Google Inc. has given $1 million to the University of California’s Lick Observatory in what astronomers hope is the first of many private gifts to support an invaluable teaching and research resource for the state.
The unrestricted funds, spread over two years, will go toward general expenses, augmenting the $1.5 million the UC Office of the President gives annually to operate the mountaintop observatory for the 10-campus UC system.
“This is very exciting,” said UC Berkeley astronomy professor Alex Filippenko, who has been beating the bushes for funds to operate the observatory after UC support dropped as a result of the recent recession.
“Astronomy is the ‘gateway science’—kids are enthralled by cosmic discoveries, spectacular images, and far-out concepts, which can inspire them to pursue technical fields such as applied physics, engineering and computer science,” Filippenko said. “So there’s a real opportunity to make a difference, through the research, education and public outreach we do at Lick Observatory.”
“I am delighted that Google is supporting the Lick effort and thus helping provide UC students with unique hands-on experiences in valuable astronomy research,” said UC Berkeley Vice Chancellor for Research Graham Fleming.
Lick Observatory, located atop Mt. Hamilton east of San Jose, was established in 1888 and currently houses seven telescopes, including the Katzman Automatic Imaging Telescope run by Filippenko, which scans the sky each night in search of exploding stars (supernovae) and helps astronomers understand the accelerating expansion of the universe and dark energy. Another robotic telescope, the Automated Planet Finder, closely examines many stars each night to find planets that may be orbiting them.
Faculty, researchers, postdoctoral scholars and students throughout the UC system can observe remotely on the main general-use telescopes, the three-meter Shane telescope and the one-meter Nickel telescope. “These telescopes provide undergraduates with a unique opportunity to participate in substantial astronomical research,” Filippenko said. “I have about a dozen undergraduate students doing Lick research now, many more than ever before.”

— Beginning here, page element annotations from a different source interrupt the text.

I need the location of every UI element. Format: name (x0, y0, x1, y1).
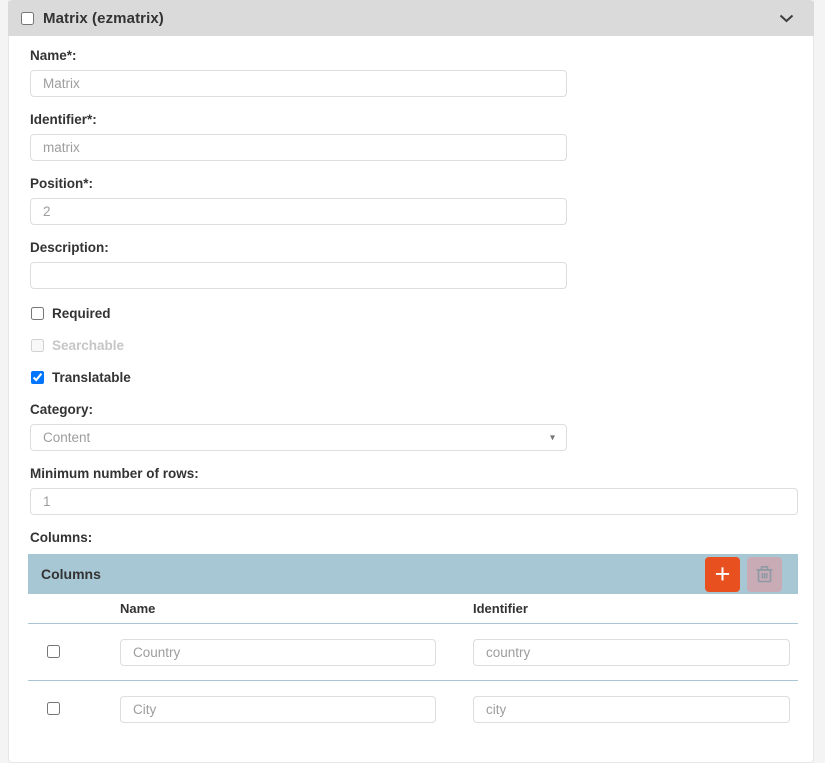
translatable-label: Translatable (52, 370, 131, 385)
column-identifier-input[interactable] (473, 696, 790, 723)
header-identifier-column: Identifier (470, 601, 798, 616)
dropdown-arrow-icon: ▾ (550, 432, 555, 443)
category-selected-value: Content (43, 430, 90, 445)
category-label: Category: (30, 402, 797, 417)
category-select[interactable]: Content ▾ (30, 424, 567, 451)
delete-column-button (747, 557, 782, 592)
collapse-toggle[interactable] (775, 10, 798, 27)
translatable-checkbox[interactable] (31, 371, 44, 384)
translatable-checkbox-group: Translatable (30, 370, 797, 385)
name-field-group: Name*: (30, 48, 797, 97)
column-name-input[interactable] (120, 696, 436, 723)
identifier-field-group: Identifier*: (30, 112, 797, 161)
columns-table-header: Name Identifier (28, 594, 798, 624)
fieldtype-panel-header[interactable]: Matrix (ezmatrix) (8, 0, 814, 36)
columns-label: Columns: (30, 530, 797, 545)
name-input[interactable] (30, 70, 567, 97)
position-field-group: Position*: (30, 176, 797, 225)
row-select-checkbox[interactable] (47, 645, 60, 658)
column-name-input[interactable] (120, 639, 436, 666)
required-label: Required (52, 306, 111, 321)
fieldtype-title: Matrix (ezmatrix) (43, 10, 164, 27)
fieldtype-form: Name*: Identifier*: Position*: Descripti… (9, 36, 813, 762)
columns-bar-title: Columns (41, 566, 101, 582)
columns-toolbar: Columns + (28, 554, 798, 594)
position-label: Position*: (30, 176, 797, 191)
column-identifier-input[interactable] (473, 639, 790, 666)
description-input[interactable] (30, 262, 567, 289)
position-input[interactable] (30, 198, 567, 225)
identifier-label: Identifier*: (30, 112, 797, 127)
min-rows-input[interactable] (30, 488, 798, 515)
row-select-checkbox[interactable] (47, 702, 60, 715)
searchable-checkbox-group: Searchable (30, 338, 797, 353)
identifier-input[interactable] (30, 134, 567, 161)
column-row (28, 681, 798, 738)
searchable-label: Searchable (52, 338, 124, 353)
fieldtype-select-checkbox[interactable] (21, 12, 34, 25)
category-field-group: Category: Content ▾ (30, 402, 797, 451)
column-row (28, 624, 798, 681)
columns-section: Columns: Columns + (30, 530, 797, 738)
min-rows-label: Minimum number of rows: (30, 466, 797, 481)
columns-widget: Columns + (28, 554, 798, 738)
min-rows-field-group: Minimum number of rows: (30, 466, 797, 515)
description-field-group: Description: (30, 240, 797, 289)
trash-icon (754, 564, 775, 585)
required-checkbox[interactable] (31, 307, 44, 320)
searchable-checkbox (31, 339, 44, 352)
header-name-column: Name (118, 601, 470, 616)
required-checkbox-group: Required (30, 306, 797, 321)
name-label: Name*: (30, 48, 797, 63)
chevron-down-icon (779, 14, 794, 23)
columns-table: Name Identifier (28, 594, 798, 738)
description-label: Description: (30, 240, 797, 255)
add-column-button[interactable]: + (705, 557, 740, 592)
fieldtype-panel: Matrix (ezmatrix) Name*: Identifier*: Po… (8, 0, 814, 763)
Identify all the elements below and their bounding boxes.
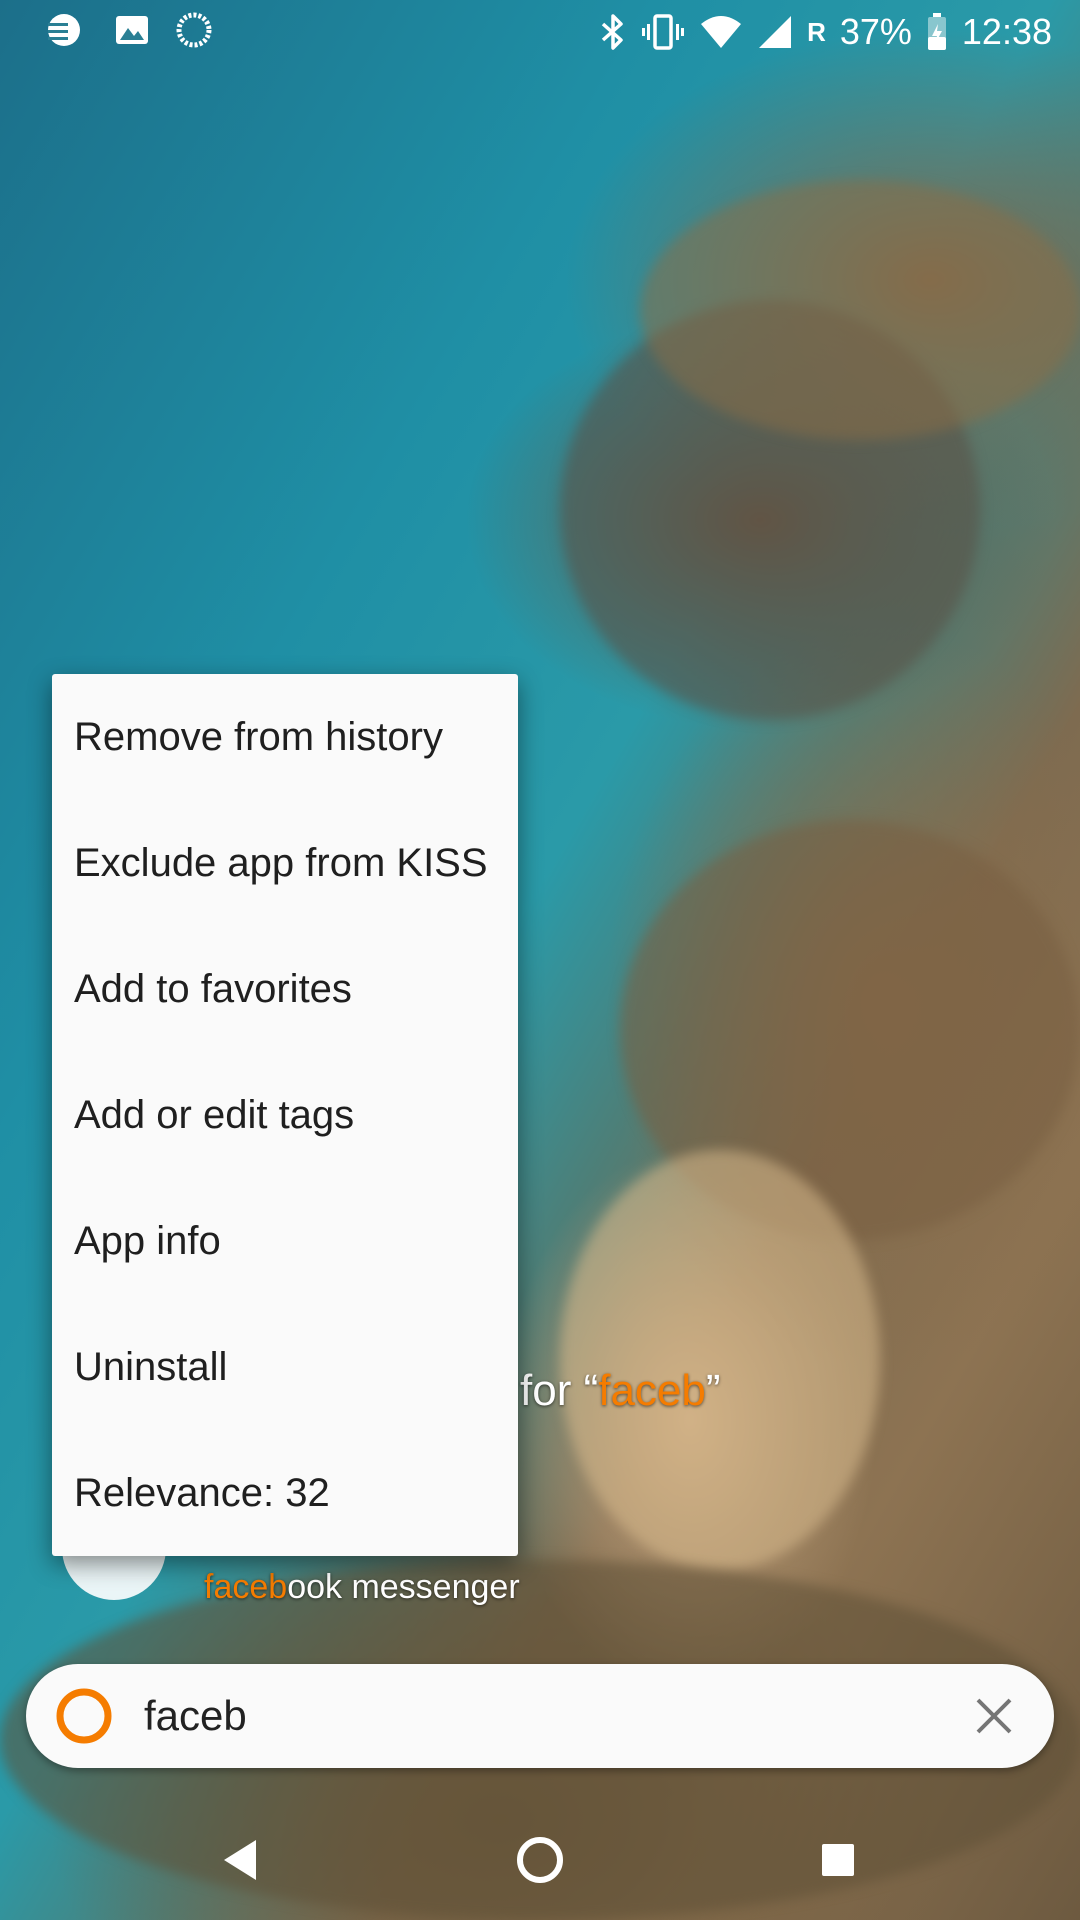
roaming-indicator: R [807, 16, 826, 47]
status-bar: R 37% 12:38 [0, 0, 1080, 64]
search-header-term: faceb [598, 1366, 706, 1415]
notification-icon [48, 14, 80, 46]
bluetooth-icon [601, 14, 623, 50]
menu-item-remove-from-history[interactable]: Remove from history [52, 674, 518, 800]
gallery-icon [116, 16, 148, 44]
search-bar [26, 1664, 1054, 1768]
vibrate-icon [642, 14, 685, 50]
wifi-icon [701, 16, 742, 48]
menu-item-exclude-app[interactable]: Exclude app from KISS [52, 800, 518, 926]
status-right: R 37% 12:38 [599, 8, 1052, 56]
home-icon[interactable] [510, 1830, 570, 1890]
context-menu: Remove from history Exclude app from KIS… [52, 674, 518, 1556]
home-screen: R 37% 12:38 for “faceb” facebook messeng… [0, 0, 1080, 1920]
loading-icon [176, 12, 212, 48]
menu-item-app-info[interactable]: App info [52, 1178, 518, 1304]
battery-percent: 37% [839, 11, 912, 52]
navigation-bar [0, 1800, 1080, 1920]
result-label-highlight: faceb [204, 1568, 288, 1606]
menu-item-add-to-favorites[interactable]: Add to favorites [52, 926, 518, 1052]
search-header-prefix: for “ [520, 1366, 599, 1415]
close-icon[interactable] [968, 1690, 1020, 1742]
menu-item-uninstall[interactable]: Uninstall [52, 1304, 518, 1430]
back-icon[interactable] [212, 1830, 272, 1890]
search-results-header: for “faceb” [520, 1366, 721, 1416]
result-label-rest: ook messenger [287, 1568, 520, 1606]
kiss-logo-icon[interactable] [54, 1686, 114, 1746]
signal-icon [759, 16, 792, 48]
menu-item-relevance: Relevance: 32 [74, 1470, 330, 1515]
recents-icon[interactable] [808, 1830, 868, 1890]
wallpaper-sand [560, 1150, 880, 1570]
search-header-suffix: ” [705, 1366, 721, 1415]
menu-item-add-or-edit-tags[interactable]: Add or edit tags [52, 1052, 518, 1178]
wallpaper-rock [640, 180, 1080, 440]
search-input[interactable] [144, 1686, 964, 1746]
clock: 12:38 [961, 11, 1052, 52]
result-label: facebook messenger [204, 1568, 520, 1607]
battery-icon [927, 13, 946, 50]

Before the recession, Lick’s budget was about $2.5 million annually to support astronomers and students from eight of the 10 UC campuses as well as the UC-managed Department of Energy labs. Most of the first 100 planets orbiting other stars were discovered at Lick using a forefront instrument that was the best of its kind at the time. Lick observations also helped reveal the presence of giant black holes in the centers of galaxies.
The telescopes are used not only for original observing in the optical and infrared, but also to design and test new instruments destined for larger telescopes, such as the 10-meter Keck telescopes. For example, development of laser guide star adaptive optics, which allows the world’s largest telescopes to stabilize their images to improve sharpness and achieve results in some ways superior to those of the Hubble Space Telescope, was pioneered at Lick.
“At this time, UC is providing basic support at $1.5 million per year, but we really need at least $2.5 million per year to improve the observatory, moving forward vigorously at the cutting edge of research and education. To maintain and expand Lick in the long run, we seek an endowment of about $50 million,” Filippenko said. The interest on that endowment would be used to provide annual operating funds. “This major award from Google should go far, giving us time to raise additional funds.”